É indispensável reconhecer que os alunos que possuem acesso ao ensino online, podem absorver um conteúdo que outros estudantes não têm como conseguir. Na situação em que o país se encontra no ano de 2020, por conta da pandemia de COVID-19, todas as escolas estão fechadas. Porém os alunos de escolas mais elitizadas possuem ensino não presencial, por meio de plataformas virtuais. Essa falta de ensino por uma parte dos estudantes será crucialmente decisiva quando alunos de realidades distintas forem competir, em vestibulares por exemplo. Tal situação acentua ainda mais o abismo de diferenças sociais e afeta drasticamente a qualidade de vida dos que não possuem oportunidades de estudo no momento.

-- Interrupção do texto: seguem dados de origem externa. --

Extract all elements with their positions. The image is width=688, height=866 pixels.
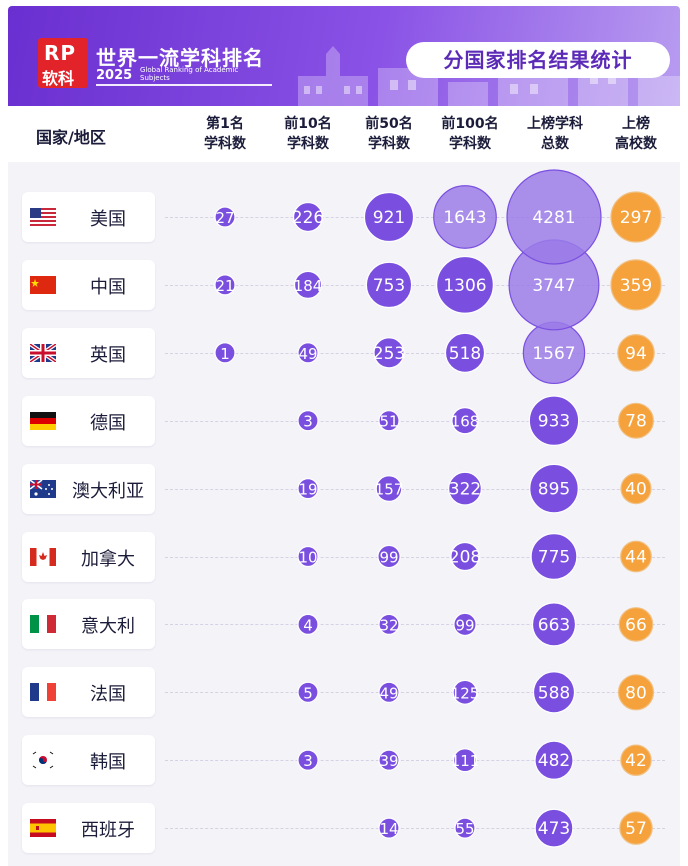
logo-text: 软科 (42, 69, 75, 88)
country-name: 德国 (90, 412, 126, 434)
country-label-au: 澳大利亚 (22, 463, 155, 514)
top1-column-header: 第1名 学科数 (180, 114, 270, 154)
flag-es-icon (30, 819, 56, 838)
top50-column-header: 前50名 学科数 (344, 114, 434, 154)
country-label-es: 西班牙 (22, 803, 155, 854)
country-label-ca: 加拿大 (22, 531, 155, 582)
header-line: 上榜学科 (527, 116, 583, 132)
country-name: 法国 (90, 684, 126, 706)
country-name: 美国 (90, 209, 126, 230)
header-line: 学科数 (204, 136, 246, 152)
country-name: 加拿大 (81, 548, 135, 570)
country-label-us: 美国 (22, 192, 155, 242)
header-line: 前10名 (284, 116, 332, 132)
flag-de-icon (30, 411, 56, 430)
country-name: 西班牙 (81, 820, 135, 842)
flag-ca-icon (30, 547, 56, 566)
universities-column-header: 上榜 高校数 (591, 114, 681, 154)
header-line: 高校数 (615, 136, 657, 152)
country-label-fr: 法国 (22, 667, 155, 718)
country-label-gb: 英国 (22, 327, 155, 378)
country-name: 意大利 (81, 616, 135, 638)
row-guide-line (165, 828, 665, 830)
row-guide-line (165, 556, 665, 558)
header-line: 学科数 (368, 136, 410, 152)
ranking-subtitle: Global Ranking of Academic Subjects (140, 66, 239, 82)
campus-buildings-illustration (298, 46, 680, 106)
flag-fr-icon (30, 683, 56, 702)
flag-cn-icon (30, 275, 56, 294)
header-line: 第1名 (206, 116, 244, 132)
row-guide-line (165, 284, 665, 286)
country-label-cn: 中国 (22, 259, 155, 310)
country-name: 中国 (90, 276, 126, 298)
flag-it-icon (30, 615, 56, 634)
header-line: 上榜 (622, 116, 650, 132)
header-line: 学科数 (287, 136, 329, 152)
statistics-title: 分国家排名结果统计 (406, 42, 670, 78)
ranking-year: 2025 (96, 68, 133, 83)
row-guide-line (165, 217, 665, 218)
row-guide-line (165, 692, 665, 694)
country-name: 韩国 (90, 752, 126, 774)
country-label-de: 德国 (22, 395, 155, 446)
logo-mark: RP (44, 41, 77, 65)
row-guide-line (165, 760, 665, 762)
total-column-header: 上榜学科 总数 (510, 114, 600, 154)
title-underline (96, 84, 272, 86)
row-guide-line (165, 352, 665, 354)
country-name: 澳大利亚 (72, 480, 144, 502)
top100-column-header: 前100名 学科数 (425, 114, 515, 154)
top10-column-header: 前10名 学科数 (263, 114, 353, 154)
header-line: 学科数 (449, 136, 491, 152)
row-guide-line (165, 488, 665, 490)
country-name: 英国 (90, 344, 126, 366)
header-line: 总数 (541, 136, 569, 152)
country-label-kr: 韩国 (22, 735, 155, 786)
row-guide-line (165, 420, 665, 422)
ruanke-logo: RP 软科 (38, 38, 88, 88)
flag-kr-icon (30, 751, 56, 770)
ranking-title: 世界一流学科排名 (96, 46, 264, 70)
country-label-it: 意大利 (22, 599, 155, 650)
header-line: 前50名 (365, 116, 413, 132)
row-guide-line (165, 624, 665, 626)
column-header-row: 国家/地区 第1名 学科数 前10名 学科数 前50名 学科数 前100名 学科… (8, 106, 680, 162)
header-banner: RP 软科 世界一流学科排名 2025 Global Ranking of Ac… (8, 6, 680, 106)
header-line: 前100名 (441, 116, 499, 132)
flag-gb-icon (30, 343, 56, 362)
flag-us-icon (30, 208, 56, 226)
flag-au-icon (30, 479, 56, 498)
country-column-header: 国家/地区 (36, 128, 106, 147)
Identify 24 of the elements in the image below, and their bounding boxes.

Outra situação paralela é a de que parte dos profissionais do mercado de trabalho também enfrentam problemas quanto ao acesso tecnológico. Moradores de zonas carentes de conexão à rede mundial de computadores são impossibilitados de seguir com seus ofícios de forma virtual. De acordo com a ONU, o acesso à internet é um direito humano, porque com ele se torna possível obter informação, aprendizado profissional, conhecimento acadêmico, comunicação, entretenimento entre outros benefícios. Analogamente, não só o acesso, como também a qualidade de conexão é importante, pelo fato de que isso pode afetar de maneira negativa a qualidade do trabalho ou do aprendizado.
À vista disso, afim de abrandar esses problemas, órgãos governamentais responsáveis, tal qual o Ministério da Educação, devem tomar medidas como o adiamento de vestibulares, Fuvest, Unesp e o ENEM, por exemplo. Já que a enorme, ainda maior do que antes, diferença de ensino pode “desqualificar” estudantes sem oportunidades. Além disso, iniciativas privadas advindas dos provedores de internet, devem ser cobradas, como o fornecimento de uma constância de qualidade na conexão, sem um aumento exorbitante nos custos. Uma vez que medidas assim forem tomadas, a situação de quatro séculos atrás pode ficar apenas no passado.